According to sources cited by The Moscow Times in the cybersecurity, the failure was caused by the "overstrain" of technical tools for countering threats (TSPU) managed by the state regulator Roskomnadzor.
Experts noted that the equipment may be failing to handle the increasing number of blocking rules, causing it to "fail under the load." Technical specialists observed that "a failure of this scale may be a “side effect” of blocking in Russia" because the volume of restrictions is causing network connectivity to degrade.
Internet shutdowns in Russia have been recorded since May 2025. Authorities frequently implement shutdowns in more than 60 regions, while "white lists" of approved websites are active in 72 federal subjects. In 2025, the country led the world in the scale of outages, affecting 146 million people.
Some analysts predict the country could move toward a fully isolated internet by 2028. Reports indicate that officials have studied the methods used by China and Iran to block segments of the network while maintaining control over online communication.

Legislative proposals to further regulate the web are also increasing. Nina Ostanina, Chairman of the State Duma Russia committee on Family Protection, Fatherhood, Motherhood and Childhood, stated that Russians should only be allowed to access the internet using a passport to "protect children from criminals."

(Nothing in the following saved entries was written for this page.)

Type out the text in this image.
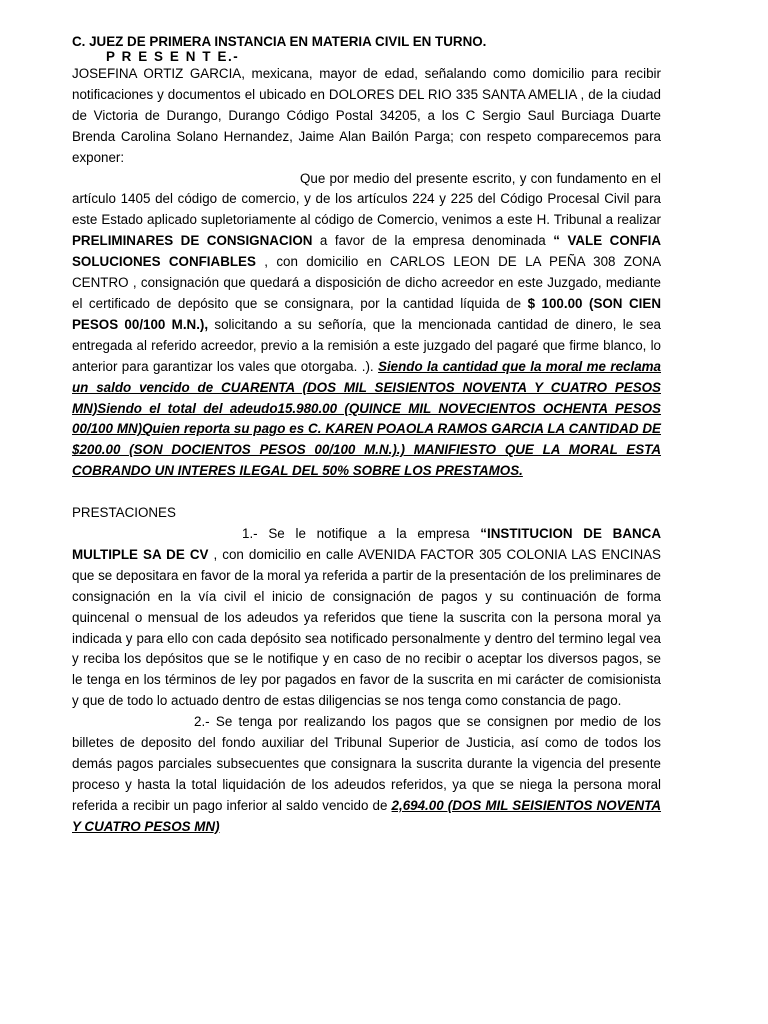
C. JUEZ DE PRIMERA INSTANCIA EN MATERIA CIVIL EN TURNO.

P R E S E N T E.-

JOSEFINA ORTIZ GARCIA, mexicana, mayor de edad, señalando como domicilio para recibir notificaciones y documentos el ubicado en DOLORES DEL RIO 335 SANTA AMELIA , de la ciudad de Victoria de Durango, Durango Código Postal 34205, a los C Sergio Saul Burciaga Duarte Brenda Carolina Solano Hernandez, Jaime Alan Bailón Parga; con respeto comparecemos para exponer:

Que por medio del presente escrito, y con fundamento en el artículo 1405 del código de comercio, y de los artículos 224 y 225 del Código Procesal Civil para este Estado aplicado supletoriamente al código de Comercio, venimos a este H. Tribunal a realizar PRELIMINARES DE CONSIGNACION a favor de la empresa denominada “ VALE CONFIA SOLUCIONES CONFIABLES , con domicilio en CARLOS LEON DE LA PEÑA 308 ZONA CENTRO , consignación que quedará a disposición de dicho acreedor en este Juzgado, mediante el certificado de depósito que se consignara, por la cantidad líquida de $ 100.00 (SON CIEN PESOS 00/100 M.N.), solicitando a su señoría, que la mencionada cantidad de dinero, le sea entregada al referido acreedor, previo a la remisión a este juzgado del pagaré que firme blanco, lo anterior para garantizar los vales que otorgaba. .). Siendo la cantidad que la moral me reclama un saldo vencido de CUARENTA (DOS MIL SEISIENTOS NOVENTA Y CUATRO PESOS MN)Siendo el total del adeudo15.980.00 (QUINCE MIL NOVECIENTOS OCHENTA PESOS 00/100 MN)Quien reporta su pago es C. KAREN POAOLA RAMOS GARCIA LA CANTIDAD DE $200.00 (SON DOCIENTOS PESOS 00/100 M.N.).) MANIFIESTO QUE LA MORAL ESTA COBRANDO UN INTERES ILEGAL DEL 50% SOBRE LOS PRESTAMOS.

PRESTACIONES

1.- Se le notifique a la empresa “INSTITUCION DE BANCA MULTIPLE SA DE CV , con domicilio en calle AVENIDA FACTOR 305 COLONIA LAS ENCINAS que se depositara en favor de la moral ya referida a partir de la presentación de los preliminares de consignación en la vía civil el inicio de consignación de pagos y su continuación de forma quincenal o mensual de los adeudos ya referidos que tiene la suscrita con la persona moral ya indicada y para ello con cada depósito sea notificado personalmente y dentro del termino legal vea y reciba los depósitos que se le notifique y en caso de no recibir o aceptar los diversos pagos, se le tenga en los términos de ley por pagados en favor de la suscrita en mi carácter de comisionista y que de todo lo actuado dentro de estas diligencias se nos tenga como constancia de pago.

2.- Se tenga por realizando los pagos que se consignen por medio de los billetes de deposito del fondo auxiliar del Tribunal Superior de Justicia, así como de todos los demás pagos parciales subsecuentes que consignara la suscrita durante la vigencia del presente proceso y hasta la total liquidación de los adeudos referidos, ya que se niega la persona moral referida a recibir un pago inferior al saldo vencido de 2,694.00 (DOS MIL SEISIENTOS NOVENTA Y CUATRO PESOS MN)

Other officials have proposed laws for a "fair, clean, and legal internet" that would require platforms to de-anonymize all users. Additionally, the Ministry of Digital Development has reportedly demanded that companies on the "white list" block users who access their sites via VPN, warning that failure to do so could result in removal from the approved list.
There are also proposals to introduce fees for mobile users who exceed 15 GB of international traffic per month while using a VPN.
Russian authorities began 2026 by tightening internet censorship and removing major platforms like YouTube and WhatsApp from the National Domain Name System (NSDI). This move followed the official announcement of Telegram blocking and marked the first documented case of mass domain removal under the "sovereign Runet" law.
Experts noted that these actions effectively created an isolated Russian internet where blocked sites appeared as if they no longer existed.
Additionally, at that time, the State Duma prepared to review amendments that broadened the FSB's power to suspend communications nationwide.